Un autre sujet qui occupe les recherches de Vincent Cros ces dix dernières années est celui des textures magnétiques topologiques telles que les skyrmions magnétiques. Il s’agit de configurations magnétiques de quelques nanomètres dans lesquelles l’orientation des spins dessine ensemble une spirale, chaque spin étant faiblement pivoté par rapport à son voisin. Ces structures, d’un diamètre d’une dizaine de nanomètres, sont stables à température ambiante grâce leur nature topologique. Il est possible de les générer soit de manière intrinsèque, en contrôlant les propriétés des matériaux, soit par injection de courant. Vincent Cros et son équipe s’intéressent à ce dernier aspect : « On voudrait manipuler les spins un par un pour les utiliser, par exemple, comme support de l’information. On essaye donc de les créer, de les détecter ou de les déplacer. »

Le Laboratoire Albert Fert intègre depuis peu des aspects de recherche en physique neuro-morphique pour développer des composants IA faiblement consommateurs en énergie. Les skyrmions seraient susceptibles d’y apporter une approche originale. Ce domaine de la physique propose de s’inspirer de la biologie, notamment du système nerveux, pour reproduire ce dernier dans des systèmes informatiques. Dans un tel système, les skyrmions représenteraient des paquets de neurotransmetteurs qui, au niveau d’une synapse, transmettraient l’information entre deux neurones.
 

Le PEPR SPIN, une opportunité pour la spintronique en France

Depuis 2023, Vincent Cros codirige avec Lucian Prejbeanu du CEA le programme et équipements prioritaires de recherche (PEPR) exploratoire SPIN, autour de la spintronique et de ses applications. Lancés en 2021 et opérés par l’Agence nationale de la recherche (ANR), les PEPR s’inscrivent dans le cadre du plan d’investissement France 2030 de l’État qui vise à rattraper le retard de la France dans certains secteurs industriels et technologiques et à soutenir la transition écologique. Ils ont pour but de financer de grands domaines de recherche fondamentale. Alors que certains – les PEPR adossés aux stratégies nationales d’accélération - ont été définis en amont par le Gouvernement, une enveloppe budgétaire a également été réservée pour des programmes exploratoires sélectionnés suite à un appel à projet. « Avec un certain nombre de collègues en France, on s’est dit qu’avec la spintronique, on avait une chance », se souvient Vincent Cros. Le pays dispose en effet d’une réelle expertise dans cette thématique émergente qui promet le développement d’un numérique frugal. Retenu à l’issue de l’appel à projets, le programme de recherche SPIN, copiloté par le CNRS et le CEA, se voit doté d’un financement de 38 millions d’euros pour six ans. « Toute la communauté française de la spintronique y participe. En plus des deux tutelles qui le pilotent, le PEPR SPIN a également trois universités partenaires, dont l’Université Paris-Saclay », se réjouit le codirecteur du programme. Le PEPR SPIN soutient des projets ciblés définis lors du montage du programme et, depuis plus récemment, des projets issus d’un premier appel à projets. Il va par ailleurs financer des équipements de pointe, des thèses et des post-doctorats. Le but est à la fois de faire de nouvelles découvertes en spintronique et de faire monter en maturité les aspects les plus novateurs et émergents du domaine.
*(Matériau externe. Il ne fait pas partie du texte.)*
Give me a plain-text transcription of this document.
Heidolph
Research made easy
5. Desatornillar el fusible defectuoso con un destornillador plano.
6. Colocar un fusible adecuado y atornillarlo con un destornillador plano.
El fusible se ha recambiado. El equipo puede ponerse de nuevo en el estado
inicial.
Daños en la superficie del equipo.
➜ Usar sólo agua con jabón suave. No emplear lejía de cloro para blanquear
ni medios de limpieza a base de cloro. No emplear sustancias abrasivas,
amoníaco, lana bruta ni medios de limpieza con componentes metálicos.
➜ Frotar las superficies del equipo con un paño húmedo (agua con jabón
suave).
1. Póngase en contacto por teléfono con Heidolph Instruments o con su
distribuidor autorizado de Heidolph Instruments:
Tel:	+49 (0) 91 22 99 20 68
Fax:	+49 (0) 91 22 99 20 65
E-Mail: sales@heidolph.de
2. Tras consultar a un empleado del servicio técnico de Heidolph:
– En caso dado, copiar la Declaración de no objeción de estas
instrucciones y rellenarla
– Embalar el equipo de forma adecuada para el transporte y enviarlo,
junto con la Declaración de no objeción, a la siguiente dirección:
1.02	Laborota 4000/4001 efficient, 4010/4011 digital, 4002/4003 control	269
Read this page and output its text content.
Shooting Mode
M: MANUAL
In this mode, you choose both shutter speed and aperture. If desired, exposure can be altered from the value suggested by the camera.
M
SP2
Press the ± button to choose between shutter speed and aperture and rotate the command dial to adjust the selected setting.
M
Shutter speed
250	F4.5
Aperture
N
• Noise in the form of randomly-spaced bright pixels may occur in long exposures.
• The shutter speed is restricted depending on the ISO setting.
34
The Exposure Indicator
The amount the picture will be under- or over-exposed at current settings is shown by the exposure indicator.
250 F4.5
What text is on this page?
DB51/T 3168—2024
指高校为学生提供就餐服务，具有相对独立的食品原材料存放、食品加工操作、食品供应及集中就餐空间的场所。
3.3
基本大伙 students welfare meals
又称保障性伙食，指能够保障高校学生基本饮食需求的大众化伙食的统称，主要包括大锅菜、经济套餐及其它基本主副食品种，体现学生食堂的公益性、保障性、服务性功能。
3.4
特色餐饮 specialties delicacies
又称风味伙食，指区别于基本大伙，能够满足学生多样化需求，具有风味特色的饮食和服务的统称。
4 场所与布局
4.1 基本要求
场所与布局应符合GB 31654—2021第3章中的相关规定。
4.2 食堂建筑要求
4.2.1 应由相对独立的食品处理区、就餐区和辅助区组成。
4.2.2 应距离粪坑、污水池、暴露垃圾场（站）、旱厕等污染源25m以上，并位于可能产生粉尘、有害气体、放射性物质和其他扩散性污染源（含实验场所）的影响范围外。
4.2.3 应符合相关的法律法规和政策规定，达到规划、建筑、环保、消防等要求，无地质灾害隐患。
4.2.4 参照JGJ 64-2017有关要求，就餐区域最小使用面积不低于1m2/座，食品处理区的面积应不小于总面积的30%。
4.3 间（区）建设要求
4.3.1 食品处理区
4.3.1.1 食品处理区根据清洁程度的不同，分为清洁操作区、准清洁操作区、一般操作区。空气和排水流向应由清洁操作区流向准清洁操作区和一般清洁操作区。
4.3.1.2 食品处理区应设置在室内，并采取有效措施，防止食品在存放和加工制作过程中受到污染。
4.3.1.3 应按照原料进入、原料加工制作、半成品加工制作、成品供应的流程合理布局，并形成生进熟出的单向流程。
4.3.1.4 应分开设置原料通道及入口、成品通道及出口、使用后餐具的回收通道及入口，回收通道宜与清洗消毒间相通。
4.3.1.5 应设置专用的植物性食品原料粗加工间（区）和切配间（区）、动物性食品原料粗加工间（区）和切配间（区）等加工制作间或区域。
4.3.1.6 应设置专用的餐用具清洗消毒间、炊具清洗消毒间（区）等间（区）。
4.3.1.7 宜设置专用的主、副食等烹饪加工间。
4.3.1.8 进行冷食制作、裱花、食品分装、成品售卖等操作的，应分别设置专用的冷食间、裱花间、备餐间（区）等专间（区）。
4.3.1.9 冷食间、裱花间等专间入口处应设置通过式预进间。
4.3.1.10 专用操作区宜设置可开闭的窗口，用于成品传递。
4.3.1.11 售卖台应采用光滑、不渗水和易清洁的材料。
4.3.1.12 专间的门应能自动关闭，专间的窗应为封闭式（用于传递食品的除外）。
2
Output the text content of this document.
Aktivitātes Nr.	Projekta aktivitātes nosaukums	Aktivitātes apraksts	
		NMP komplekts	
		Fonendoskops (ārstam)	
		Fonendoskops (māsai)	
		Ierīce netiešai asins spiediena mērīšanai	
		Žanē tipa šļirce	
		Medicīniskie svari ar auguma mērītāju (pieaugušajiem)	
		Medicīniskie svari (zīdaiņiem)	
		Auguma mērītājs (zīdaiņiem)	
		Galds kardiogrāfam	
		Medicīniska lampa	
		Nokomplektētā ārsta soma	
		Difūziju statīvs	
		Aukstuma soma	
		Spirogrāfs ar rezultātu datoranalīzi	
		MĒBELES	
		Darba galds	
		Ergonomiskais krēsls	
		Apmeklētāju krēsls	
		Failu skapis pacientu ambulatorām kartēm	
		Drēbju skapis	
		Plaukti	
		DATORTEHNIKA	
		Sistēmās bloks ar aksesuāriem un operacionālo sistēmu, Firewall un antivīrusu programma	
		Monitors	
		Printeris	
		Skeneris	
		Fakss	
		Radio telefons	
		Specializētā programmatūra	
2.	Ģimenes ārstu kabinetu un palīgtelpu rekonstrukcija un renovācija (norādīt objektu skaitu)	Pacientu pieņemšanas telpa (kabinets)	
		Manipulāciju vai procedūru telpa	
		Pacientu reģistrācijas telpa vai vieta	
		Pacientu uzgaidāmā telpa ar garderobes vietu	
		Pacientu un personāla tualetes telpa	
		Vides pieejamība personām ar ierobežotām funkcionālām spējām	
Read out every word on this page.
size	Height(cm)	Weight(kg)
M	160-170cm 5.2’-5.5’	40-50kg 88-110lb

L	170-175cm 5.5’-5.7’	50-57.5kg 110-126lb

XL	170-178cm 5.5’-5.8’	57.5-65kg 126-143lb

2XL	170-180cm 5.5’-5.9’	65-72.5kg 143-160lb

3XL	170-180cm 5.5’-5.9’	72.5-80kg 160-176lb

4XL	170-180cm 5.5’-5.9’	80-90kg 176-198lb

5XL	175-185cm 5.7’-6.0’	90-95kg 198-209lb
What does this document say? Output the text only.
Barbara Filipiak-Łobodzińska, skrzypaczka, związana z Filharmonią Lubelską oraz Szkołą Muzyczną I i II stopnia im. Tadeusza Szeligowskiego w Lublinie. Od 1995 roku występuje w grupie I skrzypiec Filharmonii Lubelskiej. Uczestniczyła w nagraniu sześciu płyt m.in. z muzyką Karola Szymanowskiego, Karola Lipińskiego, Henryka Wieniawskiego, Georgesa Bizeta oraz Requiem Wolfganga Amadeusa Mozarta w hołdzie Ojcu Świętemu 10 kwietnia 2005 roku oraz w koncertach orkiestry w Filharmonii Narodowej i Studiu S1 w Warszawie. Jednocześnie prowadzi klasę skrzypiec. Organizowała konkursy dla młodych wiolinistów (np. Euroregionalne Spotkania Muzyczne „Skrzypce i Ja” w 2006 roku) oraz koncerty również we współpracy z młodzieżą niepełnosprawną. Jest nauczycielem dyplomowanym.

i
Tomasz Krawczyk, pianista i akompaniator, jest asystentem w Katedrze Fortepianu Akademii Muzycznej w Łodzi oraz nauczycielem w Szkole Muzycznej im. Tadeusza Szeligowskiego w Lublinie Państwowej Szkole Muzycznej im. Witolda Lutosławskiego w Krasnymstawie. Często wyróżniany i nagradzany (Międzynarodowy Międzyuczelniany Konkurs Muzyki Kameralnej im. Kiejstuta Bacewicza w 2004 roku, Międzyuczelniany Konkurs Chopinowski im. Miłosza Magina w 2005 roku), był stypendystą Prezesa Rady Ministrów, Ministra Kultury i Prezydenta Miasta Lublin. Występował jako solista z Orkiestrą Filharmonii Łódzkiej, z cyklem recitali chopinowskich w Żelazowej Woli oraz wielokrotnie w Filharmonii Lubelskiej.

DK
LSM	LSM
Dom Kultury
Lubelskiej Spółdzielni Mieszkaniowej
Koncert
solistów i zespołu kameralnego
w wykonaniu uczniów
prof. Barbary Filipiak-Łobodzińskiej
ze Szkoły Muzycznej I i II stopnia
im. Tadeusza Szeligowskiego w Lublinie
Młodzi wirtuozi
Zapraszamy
Avec ses différents casquettes, Vincent Cros a aujourd’hui moins de temps à consacrer à ses propres recherches. Mais « ces engagements dans les rôles de pilotage font partie de mes missions », constate l’intéressé. « J’ai l’impression - et j’espère aussi - que ce qu’on est en train de faire avec le PEPR SPIN et le Laboratoire Albert Fert servent la recherche en spintronique de façon efficace et directe », conclut-il.